Alabama man charged in triple killing ruled competent for trial

Published 1:14 pm Tuesday, June 8, 2021

A man accused of killing two women and a child in a case that prompted a $1 million payment by the state was ruled mentally competent to stand trial on capital murder charges, news outlets reported Tuesday.

While the defense had raised questions about the mental health of Jimmy O’Neal Spencer, Marshall County Circuit Judge Tim Riley ordered his trial to begin Jan. 10.

Earlier, Riley had ordered a psychological screening for Spencer, 55, after his lawyers said they had reason to suspect he was mentally ill.
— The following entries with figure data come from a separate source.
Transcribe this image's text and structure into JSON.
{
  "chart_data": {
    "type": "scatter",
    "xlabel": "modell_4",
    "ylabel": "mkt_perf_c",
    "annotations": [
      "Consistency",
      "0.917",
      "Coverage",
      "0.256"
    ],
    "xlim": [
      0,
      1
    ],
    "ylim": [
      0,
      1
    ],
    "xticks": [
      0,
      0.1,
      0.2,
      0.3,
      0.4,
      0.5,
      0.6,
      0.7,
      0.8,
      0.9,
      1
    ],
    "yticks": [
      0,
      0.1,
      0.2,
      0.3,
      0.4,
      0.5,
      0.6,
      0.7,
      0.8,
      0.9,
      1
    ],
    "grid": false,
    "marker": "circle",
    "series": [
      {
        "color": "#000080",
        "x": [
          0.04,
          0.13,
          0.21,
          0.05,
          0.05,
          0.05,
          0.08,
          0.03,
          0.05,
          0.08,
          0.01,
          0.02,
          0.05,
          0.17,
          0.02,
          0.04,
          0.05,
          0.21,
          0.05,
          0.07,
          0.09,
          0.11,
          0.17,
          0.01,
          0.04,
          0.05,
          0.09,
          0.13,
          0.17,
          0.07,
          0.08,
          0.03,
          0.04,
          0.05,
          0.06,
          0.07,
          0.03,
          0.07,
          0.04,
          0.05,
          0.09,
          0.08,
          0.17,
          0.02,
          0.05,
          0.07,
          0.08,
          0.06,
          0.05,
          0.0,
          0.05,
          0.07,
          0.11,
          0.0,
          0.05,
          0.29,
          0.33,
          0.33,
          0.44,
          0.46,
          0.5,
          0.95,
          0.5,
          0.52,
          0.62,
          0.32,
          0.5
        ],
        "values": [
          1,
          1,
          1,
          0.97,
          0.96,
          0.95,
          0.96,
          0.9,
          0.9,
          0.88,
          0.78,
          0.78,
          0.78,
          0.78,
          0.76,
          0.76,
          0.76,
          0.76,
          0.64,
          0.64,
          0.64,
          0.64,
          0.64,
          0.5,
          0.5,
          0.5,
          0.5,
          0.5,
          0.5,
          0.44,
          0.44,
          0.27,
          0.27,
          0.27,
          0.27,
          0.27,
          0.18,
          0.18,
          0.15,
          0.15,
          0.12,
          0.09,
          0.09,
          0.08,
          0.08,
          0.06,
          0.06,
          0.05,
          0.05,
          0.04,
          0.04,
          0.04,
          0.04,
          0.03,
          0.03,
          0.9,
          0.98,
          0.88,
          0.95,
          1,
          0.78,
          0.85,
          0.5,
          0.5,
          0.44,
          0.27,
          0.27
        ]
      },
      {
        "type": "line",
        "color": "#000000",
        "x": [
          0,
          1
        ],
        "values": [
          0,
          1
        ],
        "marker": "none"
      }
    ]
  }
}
Spencer has pleaded not guilty in the July 2018 deaths of Marie Martin, 74; her 7-year-old great-grandson Colton Lee; and Martha Reliford, 65, a neighbor of Martin. Martin was stabbed and strangled and the child died from blunt force trauma; Reliford was struck with a hatchet and stabbed days earlier.

The state agreed to pay a $1 million settlement to the victims’ families, who contended Spencer was wrongly released from prison before the killings.

Initially sent to prison in the 1980s on multiple convictions, Spencer was granted parole and released in January 2018, authorities said. He was supposed to say at a halfway house in Birmingham for six months but left after a few weeks.

Spencer wound up in the north Alabama city of Guntersville, where he had several run-ins with law enforcement before the slayings. Afterward, Gov. Kay Ivey temporarily suspended state paroles and replaced the parole board chairman, partly in response to the killings.

A steep decline in inmate releases followed Spencer’s arrest once the parole process resumed, and lawmakers approved legislation that made the chair of the Alabama Board of Pardons and Paroles a gubernatorial appointee.